Il y eut là une seconde où tout ce que je venais de comprendre aurait pu se défaire, mais ce fut le contraire : la corde ne cessait pas d’être cordon parce qu’elle approchait le cou ; elle devenait plus pleinement cordon, puisqu’il est peu de plus grand danger pour un enfant au moment de naître que de venir au monde avec celui-ci enroulé autour du cou, et que la naissance elle-même, que nous aimons représenter comme l’entrée triomphante de la vie, est en réalité ce passage extraordinairement étroit où un être déjà vivant doit abandonner une manière de vivre pour en inaugurer une autre, où il lui faut commencer à respirer autrement, où le lien qui jusque-là le nourrissait peut, au même instant, l’étrangler.
Je pensai alors, me parlant à moi-même, que nous parlons bien légèrement du commencement de la vie lorsqu’il s’agit de naissance… puisque l’enfant vit déjà… La naissance n’est pas le contraire de la mort, elle est l’un des lieux où la vie et la mort s’approchent au point qu’il devient difficile de tracer entre elles autre chose qu’un trait, et ce trait, justement, pourrait être celui d’union, le trait d’union… ce petit signe presque ridicule qui ne confond pas deux mots mais les tient ensemble, les sépare en les reliant, de sorte que la naissance m’apparut tout à coup moins comme un commencement que comme ce trait d’union vivant, dangereux, entre une vie qui doit cesser sous une certaine forme et une vie qui ne sait pas encore si elle parviendra à continuer sous une autre.
Et puisque la corde était au cou, il fallut bientôt qu’une autre image arrive, non pas pour remplacer la précédente mais pour s’y nouer : la corde du pendu, celle du condamné, celle aussi de celui qui se condamne lui-même, ce qui ne signifie pas seulement qu’un homme puisse un jour devenir son propre bourreau, mais qu’il existe des sentences dont nous prononçons nous-mêmes les mots et que nous resserrons ensuite autour de nous avec une persévérance admirable — je suis celui qui a été abandonné, je suis celui qui n’a pas été reconnu, je suis ce que l’on a fait de moi, je ne pourrai jamais être autre chose — phrases très convenables, phrases grammaticalement irréprochables, phrases parfois même vraies, et dont la vérité n’empêche nullement qu’elles puissent devenir une corde dès lors que nous leur demandons de dire une fois pour toutes ce que nous sommes.
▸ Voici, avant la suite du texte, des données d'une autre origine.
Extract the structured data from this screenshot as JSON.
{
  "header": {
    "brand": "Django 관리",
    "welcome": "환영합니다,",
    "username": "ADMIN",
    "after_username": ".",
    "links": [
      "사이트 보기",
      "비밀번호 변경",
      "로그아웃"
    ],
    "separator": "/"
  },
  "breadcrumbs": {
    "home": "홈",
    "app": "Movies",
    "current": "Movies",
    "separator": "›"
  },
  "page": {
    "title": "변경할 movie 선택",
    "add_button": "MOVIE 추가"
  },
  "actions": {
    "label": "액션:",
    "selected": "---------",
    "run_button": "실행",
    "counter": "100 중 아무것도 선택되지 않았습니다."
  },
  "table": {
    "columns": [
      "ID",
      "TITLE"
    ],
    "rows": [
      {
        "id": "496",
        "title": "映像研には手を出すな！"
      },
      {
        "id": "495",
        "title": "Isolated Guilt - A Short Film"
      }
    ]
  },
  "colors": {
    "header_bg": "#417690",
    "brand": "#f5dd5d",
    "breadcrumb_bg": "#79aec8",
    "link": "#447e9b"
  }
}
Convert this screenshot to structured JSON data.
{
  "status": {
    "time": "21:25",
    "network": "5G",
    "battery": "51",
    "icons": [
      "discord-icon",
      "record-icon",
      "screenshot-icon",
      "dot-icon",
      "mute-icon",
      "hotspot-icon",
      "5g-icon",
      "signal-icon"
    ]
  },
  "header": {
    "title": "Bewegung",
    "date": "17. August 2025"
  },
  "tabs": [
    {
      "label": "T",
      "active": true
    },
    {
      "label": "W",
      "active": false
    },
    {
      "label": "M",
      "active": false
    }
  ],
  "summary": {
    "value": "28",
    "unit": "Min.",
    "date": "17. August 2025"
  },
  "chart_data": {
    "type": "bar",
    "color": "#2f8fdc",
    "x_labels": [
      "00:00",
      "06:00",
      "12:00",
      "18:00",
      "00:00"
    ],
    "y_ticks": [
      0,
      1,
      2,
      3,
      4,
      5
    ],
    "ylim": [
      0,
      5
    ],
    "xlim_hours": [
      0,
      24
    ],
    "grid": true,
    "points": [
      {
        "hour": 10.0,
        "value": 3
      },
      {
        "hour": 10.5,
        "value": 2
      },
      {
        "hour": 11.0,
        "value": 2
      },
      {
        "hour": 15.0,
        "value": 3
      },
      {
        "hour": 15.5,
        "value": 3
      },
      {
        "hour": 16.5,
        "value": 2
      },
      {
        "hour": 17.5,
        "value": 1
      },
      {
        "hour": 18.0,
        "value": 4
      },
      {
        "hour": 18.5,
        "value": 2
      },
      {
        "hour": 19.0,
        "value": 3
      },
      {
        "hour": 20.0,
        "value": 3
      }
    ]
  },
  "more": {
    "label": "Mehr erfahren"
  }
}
Mais le petit Don Carotte, à cet instant, m’arrêta.
Il n’était pas pendu… mais suspendu.
Je ne sais pas pourquoi cette différence, qui tient à si peu de lettres, me bouleversa davantage que tout le reste, sinon parce qu’elle conservait dans le même geste ce que je m’efforçais encore de séparer: la corde qui suspend n’abandonne pas le corps à sa chute, elle le porte; elle maintient ce qui n’a pas encore rejoint le sol ; elle diffère, elle réserve, elle laisse quelque chose sans décision définitive, et l’on dit aussi que l’on suspend son jugement, comme si la langue avait depuis longtemps compris ce que je découvrais péniblement devant cette image.